Like any marketing strategy or tactic, measurement of ROI (return on investment) is integral to determining success. Any company investing resources into paid search campaigns certainly wants to make sure their investment is worthwhile.
Although paid search campaigns are among the most measurable tools in marketing, many still scratch their heads when it comes time to measure their ROI.
Before you sit down with a calculator, spreadsheet, and paid search campaigns, trying to figure out how much SEM has yielded for you, you must first keep in mind what your objectives are.
For the majority investing in paid search, the main objective is lead generation/sales, but for others it is to improve brand awareness & perception. You must be clear on what your goals are prior to measuring ROI.

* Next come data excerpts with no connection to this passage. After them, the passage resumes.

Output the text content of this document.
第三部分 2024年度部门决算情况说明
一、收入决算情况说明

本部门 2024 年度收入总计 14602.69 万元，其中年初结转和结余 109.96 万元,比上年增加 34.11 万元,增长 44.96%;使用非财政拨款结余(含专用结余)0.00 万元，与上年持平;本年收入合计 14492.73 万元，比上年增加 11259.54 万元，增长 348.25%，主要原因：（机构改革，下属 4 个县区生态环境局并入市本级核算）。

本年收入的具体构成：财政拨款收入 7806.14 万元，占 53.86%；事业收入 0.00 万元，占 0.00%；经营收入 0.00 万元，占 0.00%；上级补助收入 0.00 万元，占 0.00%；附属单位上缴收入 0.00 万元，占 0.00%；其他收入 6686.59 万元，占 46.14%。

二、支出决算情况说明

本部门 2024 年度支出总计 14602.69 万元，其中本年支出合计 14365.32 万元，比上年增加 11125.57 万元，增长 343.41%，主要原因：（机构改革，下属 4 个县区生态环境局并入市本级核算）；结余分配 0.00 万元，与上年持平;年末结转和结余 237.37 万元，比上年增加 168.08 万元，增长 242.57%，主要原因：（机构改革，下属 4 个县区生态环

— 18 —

Similarly, you must figure out what constitutes a “conversion”. Is it simply when a user clicks on your ad? Or is it when they fill out a contact form, subscribe to a newsletter, or actually follow through with an online transaction?

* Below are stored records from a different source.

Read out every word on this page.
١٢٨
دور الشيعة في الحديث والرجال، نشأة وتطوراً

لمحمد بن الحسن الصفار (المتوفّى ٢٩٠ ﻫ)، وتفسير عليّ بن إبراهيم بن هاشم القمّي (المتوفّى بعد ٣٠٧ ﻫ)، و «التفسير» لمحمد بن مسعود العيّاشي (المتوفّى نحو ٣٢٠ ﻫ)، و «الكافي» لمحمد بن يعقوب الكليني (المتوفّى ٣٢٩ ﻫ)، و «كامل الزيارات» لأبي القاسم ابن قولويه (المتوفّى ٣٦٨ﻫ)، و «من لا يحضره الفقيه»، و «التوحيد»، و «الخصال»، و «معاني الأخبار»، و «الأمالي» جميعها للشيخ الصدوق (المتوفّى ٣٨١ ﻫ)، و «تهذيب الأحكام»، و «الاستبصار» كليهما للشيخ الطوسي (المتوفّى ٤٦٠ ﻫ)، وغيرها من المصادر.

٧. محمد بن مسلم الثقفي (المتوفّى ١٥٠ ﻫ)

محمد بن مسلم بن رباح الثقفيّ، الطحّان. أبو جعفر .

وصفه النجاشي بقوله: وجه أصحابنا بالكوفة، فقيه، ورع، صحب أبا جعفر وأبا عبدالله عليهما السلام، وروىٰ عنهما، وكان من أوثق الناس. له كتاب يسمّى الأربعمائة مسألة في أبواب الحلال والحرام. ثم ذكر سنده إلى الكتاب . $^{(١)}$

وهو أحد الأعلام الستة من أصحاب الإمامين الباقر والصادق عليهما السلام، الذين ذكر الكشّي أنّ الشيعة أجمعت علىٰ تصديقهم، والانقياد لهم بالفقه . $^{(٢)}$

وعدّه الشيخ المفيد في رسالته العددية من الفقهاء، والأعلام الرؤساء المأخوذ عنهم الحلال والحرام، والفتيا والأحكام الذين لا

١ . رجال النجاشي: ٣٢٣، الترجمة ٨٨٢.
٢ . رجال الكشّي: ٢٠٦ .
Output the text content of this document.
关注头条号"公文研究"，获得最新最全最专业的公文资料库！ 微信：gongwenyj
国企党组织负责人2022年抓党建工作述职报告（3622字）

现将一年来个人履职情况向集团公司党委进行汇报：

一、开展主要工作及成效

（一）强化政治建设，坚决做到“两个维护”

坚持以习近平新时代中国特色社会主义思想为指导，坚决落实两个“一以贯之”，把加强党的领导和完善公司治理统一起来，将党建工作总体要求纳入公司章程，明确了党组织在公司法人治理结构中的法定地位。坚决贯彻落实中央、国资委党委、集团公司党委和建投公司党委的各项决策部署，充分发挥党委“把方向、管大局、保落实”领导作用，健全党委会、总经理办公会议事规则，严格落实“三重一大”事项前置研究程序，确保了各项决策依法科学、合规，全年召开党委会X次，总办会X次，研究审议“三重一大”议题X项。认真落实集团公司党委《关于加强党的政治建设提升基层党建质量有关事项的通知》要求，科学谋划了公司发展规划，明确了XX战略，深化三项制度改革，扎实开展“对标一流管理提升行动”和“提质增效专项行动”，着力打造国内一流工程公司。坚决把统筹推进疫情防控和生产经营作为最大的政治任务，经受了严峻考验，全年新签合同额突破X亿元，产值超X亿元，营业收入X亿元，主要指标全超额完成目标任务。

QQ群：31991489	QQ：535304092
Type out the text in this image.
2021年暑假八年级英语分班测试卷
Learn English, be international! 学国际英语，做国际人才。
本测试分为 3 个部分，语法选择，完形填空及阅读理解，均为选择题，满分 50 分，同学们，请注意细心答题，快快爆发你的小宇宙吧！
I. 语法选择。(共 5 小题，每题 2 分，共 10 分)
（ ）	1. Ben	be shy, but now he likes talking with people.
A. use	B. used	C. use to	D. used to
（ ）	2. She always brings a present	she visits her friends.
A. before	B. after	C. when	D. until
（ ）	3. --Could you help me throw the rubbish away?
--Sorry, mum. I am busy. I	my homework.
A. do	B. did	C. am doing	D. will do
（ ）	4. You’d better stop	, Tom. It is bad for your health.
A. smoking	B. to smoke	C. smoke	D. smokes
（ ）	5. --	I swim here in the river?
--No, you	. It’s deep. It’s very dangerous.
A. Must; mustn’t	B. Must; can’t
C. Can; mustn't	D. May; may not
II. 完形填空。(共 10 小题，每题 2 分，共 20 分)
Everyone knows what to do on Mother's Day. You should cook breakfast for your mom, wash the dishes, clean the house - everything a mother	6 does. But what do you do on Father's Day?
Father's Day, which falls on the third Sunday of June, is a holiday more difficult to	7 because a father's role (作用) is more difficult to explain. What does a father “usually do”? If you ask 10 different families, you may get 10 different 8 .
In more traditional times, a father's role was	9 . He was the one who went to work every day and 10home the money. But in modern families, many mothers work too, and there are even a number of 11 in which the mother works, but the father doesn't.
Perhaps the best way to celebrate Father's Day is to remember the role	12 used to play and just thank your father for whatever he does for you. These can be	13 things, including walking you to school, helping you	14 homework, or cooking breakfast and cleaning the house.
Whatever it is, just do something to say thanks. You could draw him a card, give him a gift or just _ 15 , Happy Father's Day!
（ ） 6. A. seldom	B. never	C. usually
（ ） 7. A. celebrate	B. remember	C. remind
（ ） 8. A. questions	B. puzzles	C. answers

The definition of a conversion can vary by industry, and also by department (marketing vs. sales vs. finance).
Once you’ve determined you goals and definition of a conversion, figure out the best software for you in terms of tracking your conversions and goals. There are plenty of conversion tracking tools in Google AdWords, or whichever paid search platform you are using. It is just a matter of finding one that gives you all of the data that you need.
To review, optimal ROI measurement requires clear definition of your goals and conversions, proper tracking software, and diligent monitoring.